Desaster Bahrain: Todts erste schwere Krise
Montreal (dpa) - Das umstrittene Formel-1-Rennen in Bahrain steht zum zweiten Mal in diesem Jahr vor dem Aus. Nach heftiger Kritik lenkte Automobil-Weltverbandschef Jean Todt ein und will nun doch noch einmal über die Neuansetzung des Grand Prix für den 30. Oktober entscheiden.
Der Franzose forderte Chefvermarkter Bernie Ecclestone in einem offenen Brief auf, den Beschluss vom vergangenen Freitag erneut zu überprüfen und dem Motorsport-Weltrat eine neuen Vorschlag zu unterbreiten.
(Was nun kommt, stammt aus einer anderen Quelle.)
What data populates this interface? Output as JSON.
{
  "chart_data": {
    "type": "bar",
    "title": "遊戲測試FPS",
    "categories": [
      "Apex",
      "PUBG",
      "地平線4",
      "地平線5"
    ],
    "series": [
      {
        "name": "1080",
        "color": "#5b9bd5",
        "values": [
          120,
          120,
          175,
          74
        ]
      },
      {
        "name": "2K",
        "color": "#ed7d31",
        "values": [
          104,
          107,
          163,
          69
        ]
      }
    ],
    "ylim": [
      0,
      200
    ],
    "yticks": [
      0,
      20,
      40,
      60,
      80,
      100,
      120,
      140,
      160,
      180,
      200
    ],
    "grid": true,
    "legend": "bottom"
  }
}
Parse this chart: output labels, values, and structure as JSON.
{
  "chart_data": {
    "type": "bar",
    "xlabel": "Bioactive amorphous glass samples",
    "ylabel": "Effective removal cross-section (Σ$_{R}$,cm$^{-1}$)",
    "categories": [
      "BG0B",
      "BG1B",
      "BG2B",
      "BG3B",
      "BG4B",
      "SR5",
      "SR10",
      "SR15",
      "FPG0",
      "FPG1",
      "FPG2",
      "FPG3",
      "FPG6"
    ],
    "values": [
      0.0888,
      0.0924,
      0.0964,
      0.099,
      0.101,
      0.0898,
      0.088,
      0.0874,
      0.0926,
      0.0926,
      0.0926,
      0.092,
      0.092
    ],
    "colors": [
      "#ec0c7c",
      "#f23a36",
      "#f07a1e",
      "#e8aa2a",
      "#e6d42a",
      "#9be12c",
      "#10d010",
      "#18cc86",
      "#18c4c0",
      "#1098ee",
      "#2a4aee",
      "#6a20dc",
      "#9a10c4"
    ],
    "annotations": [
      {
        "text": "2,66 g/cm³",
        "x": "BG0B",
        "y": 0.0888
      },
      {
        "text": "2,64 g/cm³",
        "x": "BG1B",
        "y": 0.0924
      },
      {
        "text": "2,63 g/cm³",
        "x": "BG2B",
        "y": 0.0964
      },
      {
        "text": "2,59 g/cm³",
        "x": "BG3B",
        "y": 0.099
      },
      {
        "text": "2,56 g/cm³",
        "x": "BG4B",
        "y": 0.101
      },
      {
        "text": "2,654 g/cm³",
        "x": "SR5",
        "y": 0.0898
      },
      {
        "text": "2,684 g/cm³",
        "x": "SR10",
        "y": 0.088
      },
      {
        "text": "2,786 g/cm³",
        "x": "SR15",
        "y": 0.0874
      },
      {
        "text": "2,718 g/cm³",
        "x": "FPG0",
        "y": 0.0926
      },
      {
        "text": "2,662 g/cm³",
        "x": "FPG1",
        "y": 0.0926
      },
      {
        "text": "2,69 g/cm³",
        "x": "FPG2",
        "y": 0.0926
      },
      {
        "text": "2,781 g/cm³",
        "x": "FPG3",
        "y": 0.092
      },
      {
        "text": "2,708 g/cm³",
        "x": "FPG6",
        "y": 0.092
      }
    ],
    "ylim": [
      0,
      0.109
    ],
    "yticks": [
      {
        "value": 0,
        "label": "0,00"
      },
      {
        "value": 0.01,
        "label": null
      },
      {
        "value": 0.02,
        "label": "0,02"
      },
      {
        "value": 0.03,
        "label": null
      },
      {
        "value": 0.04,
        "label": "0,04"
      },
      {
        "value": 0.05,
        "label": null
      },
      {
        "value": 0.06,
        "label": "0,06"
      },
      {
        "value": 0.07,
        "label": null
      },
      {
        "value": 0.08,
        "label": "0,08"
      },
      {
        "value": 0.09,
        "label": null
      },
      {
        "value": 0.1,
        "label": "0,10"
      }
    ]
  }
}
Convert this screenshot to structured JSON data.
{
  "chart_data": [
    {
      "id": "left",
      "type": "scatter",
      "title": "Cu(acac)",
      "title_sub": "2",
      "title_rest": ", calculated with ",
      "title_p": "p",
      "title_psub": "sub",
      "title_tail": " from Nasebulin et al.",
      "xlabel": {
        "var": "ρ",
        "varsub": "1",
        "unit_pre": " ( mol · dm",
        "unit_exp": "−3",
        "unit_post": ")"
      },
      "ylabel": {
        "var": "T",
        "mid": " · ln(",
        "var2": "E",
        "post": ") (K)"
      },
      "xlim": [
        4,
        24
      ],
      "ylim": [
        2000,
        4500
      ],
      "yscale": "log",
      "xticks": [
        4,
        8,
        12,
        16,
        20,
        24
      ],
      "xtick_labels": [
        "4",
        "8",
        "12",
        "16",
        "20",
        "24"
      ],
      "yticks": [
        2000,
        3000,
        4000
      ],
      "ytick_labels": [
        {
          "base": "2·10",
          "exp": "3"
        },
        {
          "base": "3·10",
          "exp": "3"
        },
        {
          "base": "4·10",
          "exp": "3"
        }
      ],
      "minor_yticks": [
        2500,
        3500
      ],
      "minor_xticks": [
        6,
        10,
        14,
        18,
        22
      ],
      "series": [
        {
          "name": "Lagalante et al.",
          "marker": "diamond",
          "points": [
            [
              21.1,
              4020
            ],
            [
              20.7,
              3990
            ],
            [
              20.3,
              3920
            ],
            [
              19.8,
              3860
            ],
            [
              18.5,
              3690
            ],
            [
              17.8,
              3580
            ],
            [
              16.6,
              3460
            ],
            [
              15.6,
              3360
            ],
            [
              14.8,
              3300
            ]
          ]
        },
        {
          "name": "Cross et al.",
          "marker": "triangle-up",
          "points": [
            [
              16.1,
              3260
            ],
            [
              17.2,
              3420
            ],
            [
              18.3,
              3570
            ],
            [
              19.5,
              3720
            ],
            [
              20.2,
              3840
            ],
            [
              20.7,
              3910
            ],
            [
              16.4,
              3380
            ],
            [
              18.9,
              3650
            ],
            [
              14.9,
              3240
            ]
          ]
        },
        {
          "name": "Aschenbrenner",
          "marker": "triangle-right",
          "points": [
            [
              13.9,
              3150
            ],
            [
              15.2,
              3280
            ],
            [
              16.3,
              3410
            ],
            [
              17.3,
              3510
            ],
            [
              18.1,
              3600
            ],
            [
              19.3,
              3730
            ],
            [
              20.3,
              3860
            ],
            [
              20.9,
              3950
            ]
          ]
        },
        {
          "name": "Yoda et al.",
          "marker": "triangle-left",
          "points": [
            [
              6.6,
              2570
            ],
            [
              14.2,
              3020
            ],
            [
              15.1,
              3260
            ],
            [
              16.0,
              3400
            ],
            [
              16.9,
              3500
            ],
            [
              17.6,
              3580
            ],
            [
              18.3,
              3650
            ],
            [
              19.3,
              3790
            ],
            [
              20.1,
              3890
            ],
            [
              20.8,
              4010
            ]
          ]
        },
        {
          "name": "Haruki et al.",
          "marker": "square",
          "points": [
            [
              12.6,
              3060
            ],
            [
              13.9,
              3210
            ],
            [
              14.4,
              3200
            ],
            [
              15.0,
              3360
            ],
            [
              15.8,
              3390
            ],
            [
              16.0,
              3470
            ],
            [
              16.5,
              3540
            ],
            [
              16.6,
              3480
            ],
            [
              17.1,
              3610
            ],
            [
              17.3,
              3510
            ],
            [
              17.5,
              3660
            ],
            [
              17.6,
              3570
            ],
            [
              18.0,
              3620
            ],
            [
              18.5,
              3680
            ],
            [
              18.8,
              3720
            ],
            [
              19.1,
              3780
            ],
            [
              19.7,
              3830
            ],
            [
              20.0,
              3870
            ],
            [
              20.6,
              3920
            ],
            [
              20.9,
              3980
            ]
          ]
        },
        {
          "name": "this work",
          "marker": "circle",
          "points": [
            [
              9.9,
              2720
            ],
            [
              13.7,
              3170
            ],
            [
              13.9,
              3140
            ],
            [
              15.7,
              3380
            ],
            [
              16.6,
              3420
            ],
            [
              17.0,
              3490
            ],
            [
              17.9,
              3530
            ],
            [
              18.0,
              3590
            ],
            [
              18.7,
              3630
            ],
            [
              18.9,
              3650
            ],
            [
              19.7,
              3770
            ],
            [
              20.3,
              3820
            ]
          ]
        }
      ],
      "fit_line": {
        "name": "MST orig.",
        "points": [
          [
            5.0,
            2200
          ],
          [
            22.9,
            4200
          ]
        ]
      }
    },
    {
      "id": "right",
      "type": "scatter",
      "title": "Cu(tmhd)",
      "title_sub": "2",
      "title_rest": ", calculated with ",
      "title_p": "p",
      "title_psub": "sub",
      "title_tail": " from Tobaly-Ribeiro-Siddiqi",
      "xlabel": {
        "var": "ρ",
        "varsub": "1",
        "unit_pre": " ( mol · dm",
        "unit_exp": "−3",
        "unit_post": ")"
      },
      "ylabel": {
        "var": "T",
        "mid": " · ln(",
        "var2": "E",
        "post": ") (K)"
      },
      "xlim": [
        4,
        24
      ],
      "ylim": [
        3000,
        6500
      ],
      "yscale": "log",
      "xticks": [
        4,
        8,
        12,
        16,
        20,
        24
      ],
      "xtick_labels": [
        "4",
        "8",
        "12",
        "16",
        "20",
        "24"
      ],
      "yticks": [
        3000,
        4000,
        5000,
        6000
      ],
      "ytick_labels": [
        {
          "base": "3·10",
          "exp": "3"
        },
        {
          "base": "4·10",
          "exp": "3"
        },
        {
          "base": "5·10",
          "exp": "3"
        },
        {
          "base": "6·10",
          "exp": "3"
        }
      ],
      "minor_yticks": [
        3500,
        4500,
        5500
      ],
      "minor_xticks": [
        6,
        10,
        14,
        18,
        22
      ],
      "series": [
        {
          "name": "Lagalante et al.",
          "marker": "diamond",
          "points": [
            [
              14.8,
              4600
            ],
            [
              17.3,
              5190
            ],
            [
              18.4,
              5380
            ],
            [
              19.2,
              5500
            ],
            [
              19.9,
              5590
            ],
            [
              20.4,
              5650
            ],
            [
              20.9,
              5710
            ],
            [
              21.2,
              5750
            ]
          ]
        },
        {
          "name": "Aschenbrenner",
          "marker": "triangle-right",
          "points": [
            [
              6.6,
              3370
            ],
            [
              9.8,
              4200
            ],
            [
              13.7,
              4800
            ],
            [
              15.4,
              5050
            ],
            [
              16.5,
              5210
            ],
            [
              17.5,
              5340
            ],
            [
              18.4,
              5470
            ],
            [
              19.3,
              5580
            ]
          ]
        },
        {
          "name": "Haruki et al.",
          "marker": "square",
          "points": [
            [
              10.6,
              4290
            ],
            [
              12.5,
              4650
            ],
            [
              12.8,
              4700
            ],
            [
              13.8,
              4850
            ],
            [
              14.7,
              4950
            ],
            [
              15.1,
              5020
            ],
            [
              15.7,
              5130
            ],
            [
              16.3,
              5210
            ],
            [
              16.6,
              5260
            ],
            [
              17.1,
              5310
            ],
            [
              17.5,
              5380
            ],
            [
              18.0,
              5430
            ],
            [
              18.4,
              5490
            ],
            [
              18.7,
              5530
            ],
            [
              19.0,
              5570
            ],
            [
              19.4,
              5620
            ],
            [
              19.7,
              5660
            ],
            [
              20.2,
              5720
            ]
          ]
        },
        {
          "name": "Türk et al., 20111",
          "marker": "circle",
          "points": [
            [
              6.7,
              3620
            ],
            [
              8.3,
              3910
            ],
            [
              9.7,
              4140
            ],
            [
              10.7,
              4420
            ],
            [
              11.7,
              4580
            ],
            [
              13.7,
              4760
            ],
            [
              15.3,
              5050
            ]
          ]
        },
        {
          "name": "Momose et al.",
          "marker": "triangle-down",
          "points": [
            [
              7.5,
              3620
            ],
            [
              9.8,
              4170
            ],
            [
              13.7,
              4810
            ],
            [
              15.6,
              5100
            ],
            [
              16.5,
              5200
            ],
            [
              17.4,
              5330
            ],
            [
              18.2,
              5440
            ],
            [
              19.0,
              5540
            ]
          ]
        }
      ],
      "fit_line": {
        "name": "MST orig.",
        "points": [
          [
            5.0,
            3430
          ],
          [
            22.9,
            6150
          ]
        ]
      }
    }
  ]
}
Damit könnte das wegen der blutigen Unruhen im Februar zunächst abgesagte Wüstenrennen erneut gestrichen werden.
Erst am 7. Juni hatte sich die Teamvereinigung FOTA gegen einen Bahrain-Grand-Prix in diesem Jahr ausgesprochen und die Verlegung des Indien-Debüts in den Dezember als „unrealistisch“ kritisiert. „Ich habe auf ihren in letzter Minute geäußerten Einspruch gehört“, schrieb Todt und versprach eine „konstruktive“ Debatte.
Die Bahrain-Farce ist seine erste schwere Krise als Chef des Internationalen Automobilverbands FIA. Das umstrittene Votum des Motorsport-Weltrats ist längst zum PR-Desaster geworden, Todt steckt tief in der Klemme. Die Rennställe, der mächtige Ecclestone, Politiker und Menschenrechtler haben sich gegen den FIA-Präsidenten gestellt. „Ob er durch die Bahrain-Frage tödlich verletzt wurde, wird die Zeit zeigen“, kommentierte der „Daily Telegraph“ bereits.
Inmitten des Sturms der Kritik macht Todt an diesem Wochenende einen Bogen um den Auftritt der Königsklasse beim Großen Preis von Kanada. Er kündigte stattdessen einen Besuch in Le Mans beim 24-Stunden-Klassiker an. Als Krisenmanager in der Bahrain-Frage hat sich der seit Herbst 2009 amtierende Verbandsboss schon jetzt miserable Noten eingehandelt.
Zunächst zögerte seine FIA den Beschluss über einen Nachholtermin immer weiter hinaus. Dann verließ sich Todt bei der Entscheidung des Motorsport-Weltrats auf einen zweifelhaften Bericht seines spanischen Sondergesandten Carlos Gracia, der die Lage im Golfstaat als stabil und ruhig bewertete. „Der spricht weder Englisch noch Arabisch“, spottete Todts Amtsvorgänger Max Mosley über den FIA-Beobachter.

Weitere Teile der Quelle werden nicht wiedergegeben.